Approximately 6% of childhood ITP participants in this study had reported a family history of ITP. Among participants who had a positive family history, higher levels of IFNG-AS1 and GAS5 expression were seen compared with participants without a family history of the condition.

Lastly, this study showed that as a patient’s platelet count increased after ITP treatment, the expression levels of IFNG-AS1 and GAS5 decreased. Overall, the authors of this study indicated IFNG-AS1 and GAS5 gene expression could be used to predict treatment response and chronicity at the time of an ITP diagnosis which may be helpful for treatment planning.

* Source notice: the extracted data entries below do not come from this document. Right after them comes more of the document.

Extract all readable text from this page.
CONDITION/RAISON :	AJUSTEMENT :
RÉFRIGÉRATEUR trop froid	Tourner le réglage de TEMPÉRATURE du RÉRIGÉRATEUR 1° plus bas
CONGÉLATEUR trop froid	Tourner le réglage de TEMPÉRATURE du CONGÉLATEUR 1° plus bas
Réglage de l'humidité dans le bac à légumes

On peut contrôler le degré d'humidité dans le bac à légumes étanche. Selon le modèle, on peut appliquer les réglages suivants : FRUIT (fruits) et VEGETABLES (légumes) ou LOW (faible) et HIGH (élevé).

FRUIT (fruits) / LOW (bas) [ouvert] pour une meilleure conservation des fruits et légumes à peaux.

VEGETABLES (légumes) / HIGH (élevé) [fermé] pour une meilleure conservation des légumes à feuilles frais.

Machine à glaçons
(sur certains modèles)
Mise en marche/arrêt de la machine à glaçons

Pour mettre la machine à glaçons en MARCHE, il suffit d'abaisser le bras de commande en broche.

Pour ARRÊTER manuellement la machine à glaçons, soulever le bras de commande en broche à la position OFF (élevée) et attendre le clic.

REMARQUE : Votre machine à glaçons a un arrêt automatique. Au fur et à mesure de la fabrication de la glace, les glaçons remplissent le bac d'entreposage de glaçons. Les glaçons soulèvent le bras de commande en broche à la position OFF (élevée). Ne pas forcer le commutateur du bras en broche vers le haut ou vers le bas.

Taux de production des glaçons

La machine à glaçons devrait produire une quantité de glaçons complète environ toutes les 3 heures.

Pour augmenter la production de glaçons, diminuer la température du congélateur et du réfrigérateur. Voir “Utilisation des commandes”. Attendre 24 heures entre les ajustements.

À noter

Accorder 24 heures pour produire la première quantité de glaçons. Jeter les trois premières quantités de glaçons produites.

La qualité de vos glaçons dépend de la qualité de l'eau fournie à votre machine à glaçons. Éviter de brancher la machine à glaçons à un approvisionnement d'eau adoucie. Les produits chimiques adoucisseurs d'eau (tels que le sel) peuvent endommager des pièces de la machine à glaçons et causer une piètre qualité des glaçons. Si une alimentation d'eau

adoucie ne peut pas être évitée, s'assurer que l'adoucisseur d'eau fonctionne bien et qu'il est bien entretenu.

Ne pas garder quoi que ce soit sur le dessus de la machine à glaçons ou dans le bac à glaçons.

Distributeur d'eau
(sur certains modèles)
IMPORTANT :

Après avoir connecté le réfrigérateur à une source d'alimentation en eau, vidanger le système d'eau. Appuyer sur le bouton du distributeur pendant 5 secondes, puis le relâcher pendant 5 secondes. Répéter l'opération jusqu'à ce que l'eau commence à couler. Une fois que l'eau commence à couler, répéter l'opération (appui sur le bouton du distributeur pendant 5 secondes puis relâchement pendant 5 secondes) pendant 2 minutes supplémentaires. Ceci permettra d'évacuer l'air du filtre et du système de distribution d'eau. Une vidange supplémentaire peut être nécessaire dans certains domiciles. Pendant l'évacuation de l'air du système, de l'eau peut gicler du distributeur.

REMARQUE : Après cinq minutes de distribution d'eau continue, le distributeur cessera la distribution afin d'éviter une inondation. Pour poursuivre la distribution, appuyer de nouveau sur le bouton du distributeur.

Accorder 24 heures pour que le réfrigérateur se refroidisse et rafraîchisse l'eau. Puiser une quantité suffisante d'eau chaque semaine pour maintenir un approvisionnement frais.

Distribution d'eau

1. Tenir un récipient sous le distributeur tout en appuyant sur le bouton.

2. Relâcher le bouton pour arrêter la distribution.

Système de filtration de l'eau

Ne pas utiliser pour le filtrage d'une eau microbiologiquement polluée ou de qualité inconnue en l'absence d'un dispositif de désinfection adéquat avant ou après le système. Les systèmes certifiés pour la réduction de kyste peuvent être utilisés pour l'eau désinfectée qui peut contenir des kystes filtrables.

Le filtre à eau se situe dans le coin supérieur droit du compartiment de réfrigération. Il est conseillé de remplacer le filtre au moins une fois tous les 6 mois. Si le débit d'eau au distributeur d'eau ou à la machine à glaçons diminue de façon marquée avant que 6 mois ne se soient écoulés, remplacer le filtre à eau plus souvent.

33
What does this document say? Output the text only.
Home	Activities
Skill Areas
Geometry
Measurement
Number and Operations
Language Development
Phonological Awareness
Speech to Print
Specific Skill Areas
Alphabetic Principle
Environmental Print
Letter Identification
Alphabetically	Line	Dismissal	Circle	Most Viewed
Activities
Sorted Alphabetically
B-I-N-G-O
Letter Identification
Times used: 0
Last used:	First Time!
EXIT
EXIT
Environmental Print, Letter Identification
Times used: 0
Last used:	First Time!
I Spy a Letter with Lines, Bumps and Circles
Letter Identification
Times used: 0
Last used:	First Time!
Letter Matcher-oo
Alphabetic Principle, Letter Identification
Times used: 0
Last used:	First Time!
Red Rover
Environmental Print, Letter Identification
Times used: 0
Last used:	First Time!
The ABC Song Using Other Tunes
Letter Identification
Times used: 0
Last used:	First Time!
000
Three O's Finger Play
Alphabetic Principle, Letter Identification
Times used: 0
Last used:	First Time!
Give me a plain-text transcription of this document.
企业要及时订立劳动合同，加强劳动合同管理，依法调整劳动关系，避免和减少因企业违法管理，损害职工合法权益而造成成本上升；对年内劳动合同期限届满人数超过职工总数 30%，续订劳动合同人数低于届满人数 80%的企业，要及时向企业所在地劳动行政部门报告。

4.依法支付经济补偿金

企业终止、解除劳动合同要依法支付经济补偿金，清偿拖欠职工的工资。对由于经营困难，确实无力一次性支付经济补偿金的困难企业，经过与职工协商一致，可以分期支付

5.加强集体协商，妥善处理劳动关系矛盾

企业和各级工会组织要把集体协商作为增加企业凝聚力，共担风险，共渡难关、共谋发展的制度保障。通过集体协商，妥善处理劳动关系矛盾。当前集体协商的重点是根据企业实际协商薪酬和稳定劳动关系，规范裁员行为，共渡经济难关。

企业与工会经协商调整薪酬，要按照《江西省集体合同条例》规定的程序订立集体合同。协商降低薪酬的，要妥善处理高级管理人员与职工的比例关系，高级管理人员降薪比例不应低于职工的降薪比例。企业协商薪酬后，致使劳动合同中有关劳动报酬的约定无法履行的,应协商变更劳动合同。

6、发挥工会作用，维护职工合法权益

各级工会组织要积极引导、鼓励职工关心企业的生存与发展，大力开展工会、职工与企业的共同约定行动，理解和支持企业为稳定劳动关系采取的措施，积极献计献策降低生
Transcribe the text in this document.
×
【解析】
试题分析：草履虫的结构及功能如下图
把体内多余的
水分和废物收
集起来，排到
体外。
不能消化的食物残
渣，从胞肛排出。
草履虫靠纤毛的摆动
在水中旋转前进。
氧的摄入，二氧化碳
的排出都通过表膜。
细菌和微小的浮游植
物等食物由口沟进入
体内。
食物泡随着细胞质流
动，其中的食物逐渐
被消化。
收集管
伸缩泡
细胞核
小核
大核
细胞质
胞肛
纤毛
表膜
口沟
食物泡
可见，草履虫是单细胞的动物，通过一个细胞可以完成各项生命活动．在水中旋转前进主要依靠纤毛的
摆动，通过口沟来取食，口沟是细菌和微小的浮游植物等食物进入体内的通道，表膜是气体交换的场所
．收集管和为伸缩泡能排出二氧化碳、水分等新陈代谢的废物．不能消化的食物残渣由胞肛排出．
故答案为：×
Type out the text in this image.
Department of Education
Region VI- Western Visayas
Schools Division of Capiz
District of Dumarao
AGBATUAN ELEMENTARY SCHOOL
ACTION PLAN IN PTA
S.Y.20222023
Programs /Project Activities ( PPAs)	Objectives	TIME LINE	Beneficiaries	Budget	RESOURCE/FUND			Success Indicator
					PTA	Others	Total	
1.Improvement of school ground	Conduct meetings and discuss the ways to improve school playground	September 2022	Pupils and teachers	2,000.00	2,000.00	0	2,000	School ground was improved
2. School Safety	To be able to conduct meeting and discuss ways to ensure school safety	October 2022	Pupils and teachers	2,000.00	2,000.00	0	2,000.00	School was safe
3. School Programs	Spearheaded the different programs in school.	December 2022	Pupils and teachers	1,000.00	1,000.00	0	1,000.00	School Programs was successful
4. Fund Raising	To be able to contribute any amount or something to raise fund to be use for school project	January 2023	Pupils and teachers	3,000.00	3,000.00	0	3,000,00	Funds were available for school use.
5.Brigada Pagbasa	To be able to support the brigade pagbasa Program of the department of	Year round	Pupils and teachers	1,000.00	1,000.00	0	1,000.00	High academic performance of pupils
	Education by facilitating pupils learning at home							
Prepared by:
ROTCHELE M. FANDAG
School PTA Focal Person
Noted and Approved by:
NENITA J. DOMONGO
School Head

https://www.frontiersin.org/articles/10.3389/fmolb.2022.1007347/full

 

Comments from PDSA Medical Advisors

We know that some patients respond better to steroids than others. This article using genetic markers (changes in genes and gene expression) provides another reason for poor steroid response. As background, all cells have what are colloquially called “pumps.” These pumps can be ‘on’ or ‘off.’ When they are ‘on,’ they can take medications that enter the cell and promptly send them out of the cell. The pump that was initially studied is called the multidrug resistance pump (MDR). While it does not kick out all drugs, it kicks out many and thus could provide a means of resistance even when multiple drugs are given together.

This article identifies two genetic markers in patients with ITP that may identify people whose pumps might be turned ‘on,’ not just in stem cells but in other cells as well. This would increase resistance to several treatments. Thus, if someone with this predisposition to having their pumps ‘on’ developed ITP (or another disorder requiring steroid treatment), they might do worse (as shown in this study) than another person with a similar degree of ITP severity, because a number of treatments would not work either as well or at all. In fact, two previous studies of patients with ITP demonstrated this functional phenomenon of pumps in a number of difficult-to-treat patients in 2002 and 2003.

In the future, if and when we test all newly diagnosed ITP patients with a multigene panel, patients with the gene markers reported in this article might be known early to be at risk for this phenomenon and ideally begin with other treatments.